Грустную историю, рассказанную Герценом в романе «Кто виноват?», можно прочитать и под знаком вынесенного в заглавие вопроса: кто виноват в развале доброй семьи? «Лишний человек» с его презрением к общественному мнению или сплетня, воплотившая это мнение? Но можно прочитать и как печальную повесть совсем о другом: жизнь часто складывается против человеческого счастья. Два человека любят друг друга, но между ними — жестокое препятствие: страдания другого человека, осуждение друга, общепринятая мораль.

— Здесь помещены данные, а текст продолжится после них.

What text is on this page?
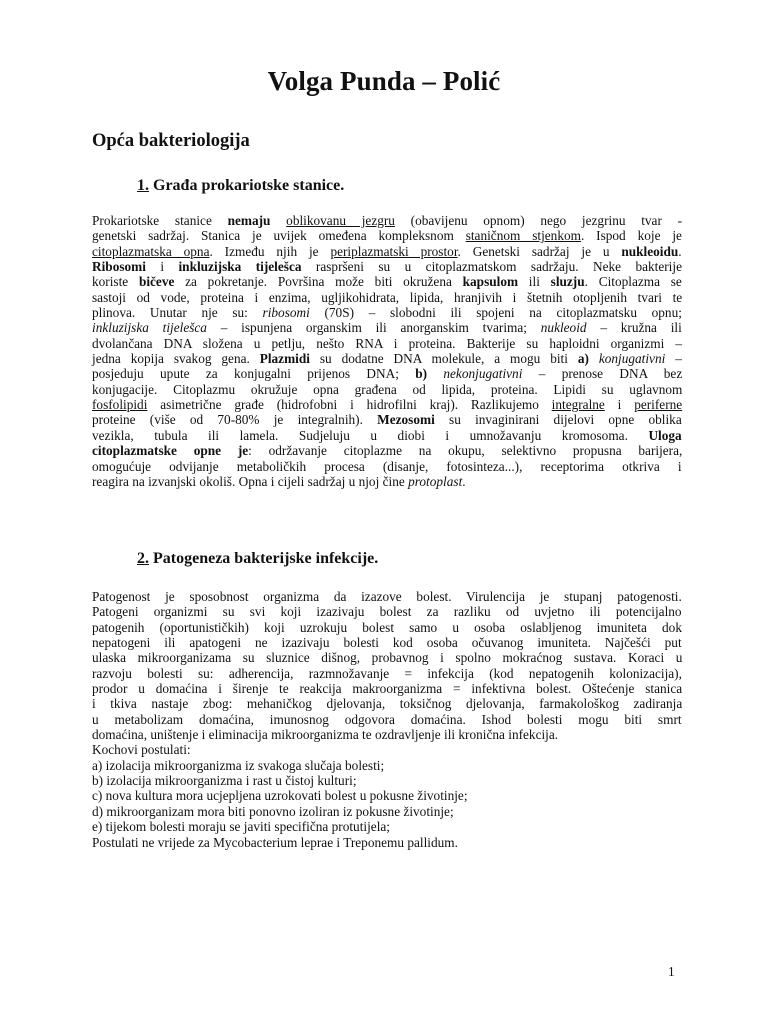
Volga Punda – Polić
Opća bakteriologija
1. Građa prokariotske stanice.
Prokariotske stanice nemaju oblikovanu jezgru (obavijenu opnom) nego jezgrinu tvar -
genetski sadržaj. Stanica je uvijek omeđena kompleksnom staničnom stjenkom. Ispod koje je
citoplazmatska opna. Između njih je periplazmatski prostor. Genetski sadržaj je u nukleoidu.
Ribosomi i inkluzijska tijelešca raspršeni su u citoplazmatskom sadržaju. Neke bakterije
koriste bičeve za pokretanje. Površina može biti okružena kapsulom ili sluzju. Citoplazma se
sastoji od vode, proteina i enzima, ugljikohidrata, lipida, hranjivih i štetnih otopljenih tvari te
plinova. Unutar nje su: ribosomi (70S) – slobodni ili spojeni na citoplazmatsku opnu;
inkluzijska tijelešca – ispunjena organskim ili anorganskim tvarima; nukleoid – kružna ili
dvolančana DNA složena u petlju, nešto RNA i proteina. Bakterije su haploidni organizmi –
jedna kopija svakog gena. Plazmidi su dodatne DNA molekule, a mogu biti a) konjugativni –
posjeduju upute za konjugalni prijenos DNA; b) nekonjugativni – prenose DNA bez
konjugacije. Citoplazmu okružuje opna građena od lipida, proteina. Lipidi su uglavnom
fosfolipidi asimetrične građe (hidrofobni i hidrofilni kraj). Razlikujemo integralne i periferne
proteine (više od 70-80% je integralnih). Mezosomi su invaginirani dijelovi opne oblika
vezikla, tubula ili lamela. Sudjeluju u diobi i umnožavanju kromosoma. Uloga
citoplazmatske opne je: održavanje citoplazme na okupu, selektivno propusna barijera,
omogućuje odvijanje metaboličkih procesa (disanje, fotosinteza...), receptorima otkriva i
reagira na izvanjski okoliš. Opna i cijeli sadržaj u njoj čine protoplast.
2. Patogeneza bakterijske infekcije.
Patogenost je sposobnost organizma da izazove bolest. Virulencija je stupanj patogenosti.
Patogeni organizmi su svi koji izazivaju bolest za razliku od uvjetno ili potencijalno
patogenih (oportunističkih) koji uzrokuju bolest samo u osoba oslabljenog imuniteta dok
nepatogeni ili apatogeni ne izazivaju bolesti kod osoba očuvanog imuniteta. Najčešći put
ulaska mikroorganizama su sluznice dišnog, probavnog i spolno mokraćnog sustava. Koraci u
razvoju bolesti su: adherencija, razmnožavanje = infekcija (kod nepatogenih kolonizacija),
prodor u domaćina i širenje te reakcija makroorganizma = infektivna bolest. Oštećenje stanica
i tkiva nastaje zbog: mehaničkog djelovanja, toksičnog djelovanja, farmakološkog zadiranja
u metabolizam domaćina, imunosnog odgovora domaćina. Ishod bolesti mogu biti smrt
domaćina, uništenje i eliminacija mikroorganizma te ozdravljenje ili kronična infekcija.
Kochovi postulati:
a) izolacija mikroorganizma iz svakoga slučaja bolesti;
b) izolacija mikroorganizma i rast u čistoj kulturi;
c) nova kultura mora ucjepljena uzrokovati bolest u pokusne životinje;
d) mikroorganizam mora biti ponovno izoliran iz pokusne životinje;
e) tijekom bolesti moraju se javiti specifična protutijela;
Postulati ne vrijede za Mycobacterium leprae i Treponemu pallidum.
1
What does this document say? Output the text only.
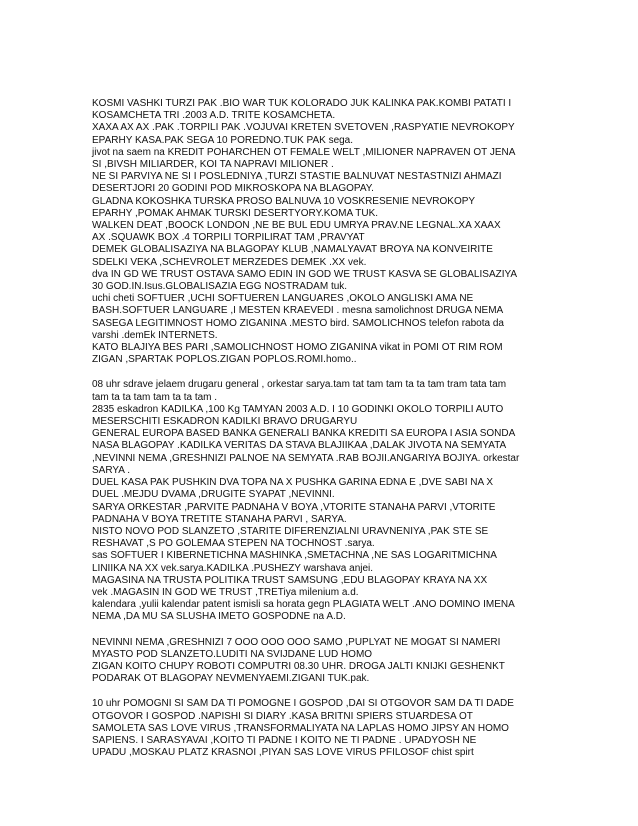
KOSMI VASHKI TURZI PAK .BIO WAR TUK KOLORADO JUK KALINKA PAK.KOMBI PATATI I
KOSAMCHETA TRI .2003 A.D. TRITE KOSAMCHETA.
XAXA AX AX .PAK .TORPILI PAK .VOJUVAI KRETEN SVETOVEN ,RASPYATIE NEVROKOPY
EPARHY KASA.PAK SEGA 10 POREDNO.TUK PAK sega.
jivot na saem na KREDIT POHARCHEN OT FEMALE WELT ,MILIONER NAPRAVEN OT JENA
SI ,BIVSH MILIARDER, KOI TA NAPRAVI MILIONER .
NE SI PARVIYA NE SI I POSLEDNIYA ,TURZI STASTIE BALNUVAT NESTASTNIZI AHMAZI
DESERTJORI 20 GODINI POD MIKROSKOPA NA BLAGOPAY.
GLADNA KOKOSHKA TURSKA PROSO BALNUVA 10 VOSKRESENIE NEVROKOPY
EPARHY ,POMAK AHMAK TURSKI DESERTYORY.KOMA TUK.
WALKEN DEAT ,BOOCK LONDON ,NE BE BUL EDU UMRYA PRAV.NE LEGNAL.XA XAAX
AX .SQUAWK BOX .4 TORPILI TORPILIRAT TAM ,PRAVYAT
DEMEK GLOBALISAZIYA NA BLAGOPAY KLUB ,NAMALYAVAT BROYA NA KONVEIRITE
SDELKI VEKA ,SCHEVROLET MERZEDES DEMEK .XX vek.
dva IN GD WE TRUST OSTAVA SAMO EDIN IN GOD WE TRUST KASVA SE GLOBALISAZIYA
30 GOD.IN.Isus.GLOBALISAZIA EGG NOSTRADAM tuk.
uchi cheti SOFTUER ,UCHI SOFTUEREN LANGUARES ,OKOLO ANGLISKI AMA NE
BASH.SOFTUER LANGUARE ,I MESTEN KRAEVEDI . mesna samolichnost DRUGA NEMA
SASEGA LEGITIMNOST HOMO ZIGANINA .MESTO bird. SAMOLICHNOS telefon rabota da
varshi .demEk INTERNETS.
KATO BLAJIYA BES PARI ,SAMOLICHNOST HOMO ZIGANINA vikat in POMI OT RIM ROM
ZIGAN ,SPARTAK POPLOS.ZIGAN POPLOS.ROMI.homo..
08 uhr sdrave jelaem drugaru general , orkestar sarya.tam tat tam tam ta ta tam tram tata tam
tam ta ta tam tam ta ta tam .
2835 eskadron KADILKA ,100 Kg TAMYAN 2003 A.D. I 10 GODINKI OKOLO TORPILI AUTO
MESERSCHITI ESKADRON KADILKI BRAVO DRUGARYU
GENERAL EUROPA BASED BANKA GENERALI BANKA KREDITI SA EUROPA I ASIA SONDA
NASA BLAGOPAY .KADILKA VERITAS DA STAVA BLAJIIKAA ,DALAK JIVOTA NA SEMYATA
,NEVINNI NEMA ,GRESHNIZI PALNOE NA SEMYATA .RAB BOJII.ANGARIYA BOJIYA. orkestar
SARYA .
DUEL KASA PAK PUSHKIN DVA TOPA NA X PUSHKA GARINA EDNA E ,DVE SABI NA X
DUEL .MEJDU DVAMA ,DRUGITE SYAPAT ,NEVINNI.
SARYA ORKESTAR ,PARVITE PADNAHA V BOYA ,VTORITE STANAHA PARVI ,VTORITE
PADNAHA V BOYA TRETITE STANAHA PARVI , SARYA.
NISTO NOVO POD SLANZETO ,STARITE DIFERENZIALNI URAVNENIYA ,PAK STE SE
RESHAVAT ,S PO GOLEMAA STEPEN NA TOCHNOST .sarya.
sas SOFTUER I KIBERNETICHNA MASHINKA ,SMETACHNA ,NE SAS LOGARITMICHNA
LINIIKA NA XX vek.sarya.KADILKA .PUSHEZY warshava anjei.
MAGASINA NA TRUSTA POLITIKA TRUST SAMSUNG ,EDU BLAGOPAY KRAYA NA XX
vek .MAGASIN IN GOD WE TRUST ,TRETiya milenium a.d.
kalendara ,yulii kalendar patent ismisli sa horata gegn PLAGIATA WELT .ANO DOMINO IMENA
NEMA ,DA MU SA SLUSHA IMETO GOSPODNE na A.D.
NEVINNI NEMA ,GRESHNIZI 7 OOO OOO OOO SAMO ,PUPLYAT NE MOGAT SI NAMERI
MYASTO POD SLANZETO.LUDITI NA SVIJDANE LUD HOMO
ZIGAN KOITO CHUPY ROBOTI COMPUTRI 08.30 UHR. DROGA JALTI KNIJKI GESHENKT
PODARAK OT BLAGOPAY NEVMENYAEMI.ZIGANI TUK.pak.
10 uhr POMOGNI SI SAM DA TI POMOGNE I GOSPOD ,DAI SI OTGOVOR SAM DA TI DADE
OTGOVOR I GOSPOD .NAPISHI SI DIARY .KASA BRITNI SPIERS STUARDESA OT
SAMOLETA SAS LOVE VIRUS ,TRANSFORMALIYATA NA LAPLAS HOMO JIPSY AN HOMO
SAPIENS. I SARASYAVAI ,KOITO TI PADNE I KOITO NE TI PADNE . UPADYOSH NE
UPADU ,MOSKAU PLATZ KRASNOI ,PIYAN SAS LOVE VIRUS PFILOSOF chist spirt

Надежда Петровна Опочинина и молоденький еще Модест Петрович Мусоргский. Здесь тоже была преграда, всё то же общественное мнение… «В память ее суда надо мной»… Что за оговорка? Как будто препятствие в какое-то мгновение перестало ощущаться, но потом — пришло «отрезвление» и укор со стороны той, что все-таки была старше?

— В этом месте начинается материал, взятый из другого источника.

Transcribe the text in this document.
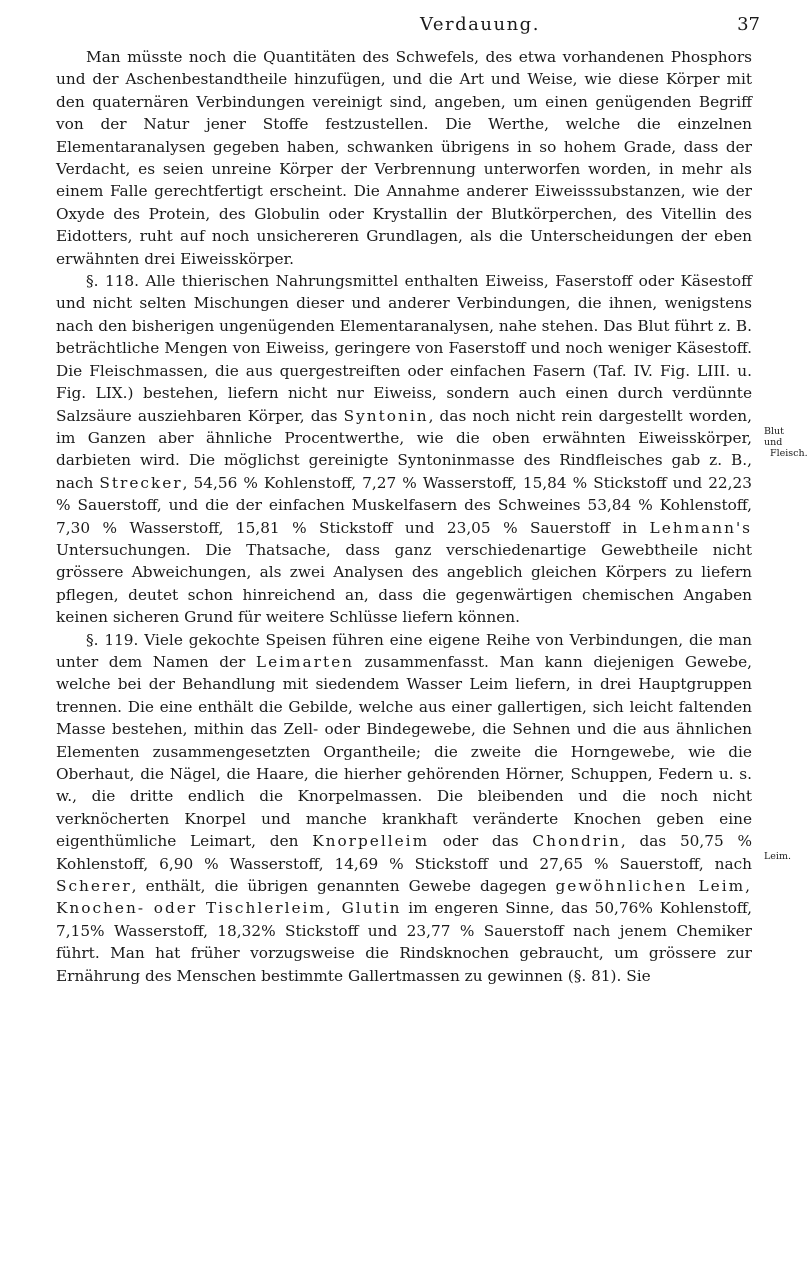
Verdauung.	37
Blut und
Fleisch.
Leim.

Man müsste noch die Quantitäten des Schwefels, des etwa vorhandenen Phosphors und der Aschenbestandtheile hinzufügen, und die Art und Weise, wie diese Körper mit den quaternären Verbindungen vereinigt sind, angeben, um einen genügenden Begriff von der Natur jener Stoffe festzustellen. Die Werthe, welche die einzelnen Elementaranalysen gegeben haben, schwanken übrigens in so hohem Grade, dass der Verdacht, es seien unreine Körper der Verbrennung unterworfen worden, in mehr als einem Falle gerechtfertigt erscheint. Die Annahme anderer Eiweisssubstanzen, wie der Oxyde des Protein, des Globulin oder Krystallin der Blutkörperchen, des Vitellin des Eidotters, ruht auf noch unsichereren Grundlagen, als die Unterscheidungen der eben erwähnten drei Eiweisskörper.

§. 118. Alle thierischen Nahrungsmittel enthalten Eiweiss, Faserstoff oder Käsestoff und nicht selten Mischungen dieser und anderer Verbindungen, die ihnen, wenigstens nach den bisherigen ungenügenden Elementaranalysen, nahe stehen. Das Blut führt z. B. beträchtliche Mengen von Eiweiss, geringere von Faserstoff und noch weniger Käsestoff. Die Fleischmassen, die aus quergestreiften oder einfachen Fasern (Taf. IV. Fig. LIII. u. Fig. LIX.) bestehen, liefern nicht nur Eiweiss, sondern auch einen durch verdünnte Salzsäure ausziehbaren Körper, das Syntonin, das noch nicht rein dargestellt worden, im Ganzen aber ähnliche Procentwerthe, wie die oben erwähnten Eiweisskörper, darbieten wird. Die möglichst gereinigte Syntoninmasse des Rindfleisches gab z. B., nach Strecker, 54,56 % Kohlenstoff, 7,27 % Wasserstoff, 15,84 % Stickstoff und 22,23 % Sauerstoff, und die der einfachen Muskelfasern des Schweines 53,84 % Kohlenstoff, 7,30 % Wasserstoff, 15,81 % Stickstoff und 23,05 % Sauerstoff in Lehmann's Untersuchungen. Die Thatsache, dass ganz verschiedenartige Gewebtheile nicht grössere Abweichungen, als zwei Analysen des angeblich gleichen Körpers zu liefern pflegen, deutet schon hinreichend an, dass die gegenwärtigen chemischen Angaben keinen sicheren Grund für weitere Schlüsse liefern können.

§. 119. Viele gekochte Speisen führen eine eigene Reihe von Verbindungen, die man unter dem Namen der Leimarten zusammenfasst. Man kann diejenigen Gewebe, welche bei der Behandlung mit siedendem Wasser Leim liefern, in drei Hauptgruppen trennen. Die eine enthält die Gebilde, welche aus einer gallertigen, sich leicht faltenden Masse bestehen, mithin das Zell- oder Bindegewebe, die Sehnen und die aus ähnlichen Elementen zusammengesetzten Organtheile; die zweite die Horngewebe, wie die Oberhaut, die Nägel, die Haare, die hierher gehörenden Hörner, Schuppen, Federn u. s. w., die dritte endlich die Knorpelmassen. Die bleibenden und die noch nicht verknöcherten Knorpel und manche krankhaft veränderte Knochen geben eine eigenthümliche Leimart, den Knorpelleim oder das Chondrin, das 50,75 % Kohlenstoff, 6,90 % Wasserstoff, 14,69 % Stickstoff und 27,65 % Sauerstoff, nach Scherer, enthält, die übrigen genannten Gewebe dagegen gewöhnlichen Leim, Knochen- oder Tischlerleim, Glutin im engeren Sinne, das 50,76% Kohlenstoff, 7,15% Wasserstoff, 18,32% Stickstoff und 23,77 % Sauerstoff nach jenem Chemiker führt. Man hat früher vorzugsweise die Rindsknochen gebraucht, um grössere zur Ernährung des Menschen bestimmte Gallertmassen zu gewinnen (§. 81). Sie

И как понимать признание, оброненное однажды Мусоргским в письме к Стасову, мимоходом: «Если сильная, пылкая и любимая женщина сжимает крепко в своих объятиях любимого ею человека, то, хотя и сознается насилие, но из объятий не хочется вырваться, п. ч. это насилие — „через край блаженство“, п. ч. от этого насилия „пышет полымем кровь молодецкая“. Сравнения не стыжусь: как ни вертись и ни кокетничай с правдой, — тот, кто испытал любовь во всей ее свободе и силе, тот жил и помнит, что прекрасно жил, и не бросит тенью на былое блаженство».

Несомненно — воспоминание о чем-то пережитом, с той болью счастья, даже с тем ужасомвозможного, пусть даже короткого счастья, когда забываешь о «мнении людском» и потом памятью возвращаешься к этим мгновениям как самым светлым минутам — часам? дням? годам? — своей жизни.

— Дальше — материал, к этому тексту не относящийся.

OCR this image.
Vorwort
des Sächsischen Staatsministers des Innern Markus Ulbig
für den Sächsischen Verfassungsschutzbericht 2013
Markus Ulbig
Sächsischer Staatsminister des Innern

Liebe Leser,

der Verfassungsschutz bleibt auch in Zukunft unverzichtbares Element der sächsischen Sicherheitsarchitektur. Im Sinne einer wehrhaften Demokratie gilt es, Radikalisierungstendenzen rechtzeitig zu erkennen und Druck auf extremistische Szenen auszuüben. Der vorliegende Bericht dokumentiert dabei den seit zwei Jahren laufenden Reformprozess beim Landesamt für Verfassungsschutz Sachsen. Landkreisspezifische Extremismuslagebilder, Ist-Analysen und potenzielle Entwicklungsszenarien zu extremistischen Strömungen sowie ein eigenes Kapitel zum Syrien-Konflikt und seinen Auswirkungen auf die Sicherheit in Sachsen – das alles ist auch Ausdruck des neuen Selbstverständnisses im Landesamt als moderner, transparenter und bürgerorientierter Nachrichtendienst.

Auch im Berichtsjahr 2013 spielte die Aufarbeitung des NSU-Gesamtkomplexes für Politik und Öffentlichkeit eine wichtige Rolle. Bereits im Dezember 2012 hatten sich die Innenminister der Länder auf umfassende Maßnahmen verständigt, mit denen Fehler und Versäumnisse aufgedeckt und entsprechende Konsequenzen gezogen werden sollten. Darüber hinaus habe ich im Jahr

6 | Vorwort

Женские образы, особо близкие сердцу Мусоргского, — бабушка, няня, Людмила Ивановна Шестакова, чуть позже — певица Анна Яковлевна Петрова-Воробьева… И все — старенькие, словно пришедшие совсем из иных времен. Две женщины — до болидорогие: мать и Надежда Петровна Опочинина. И рядом с ее именем столько посвящений…

Но только ли в этих произведениях отразился ее лик? Есть среди образов, созданных композитором, особенно ему дорогой, именно — до боли…Раскольница Марфа в музыкальной драме «Хованщина». Он еще придет к нему. И эта опера будет писаться много долее, нежели «Борис». Быть может, и потому, что слишком дорога была Мусоргскому его героиня?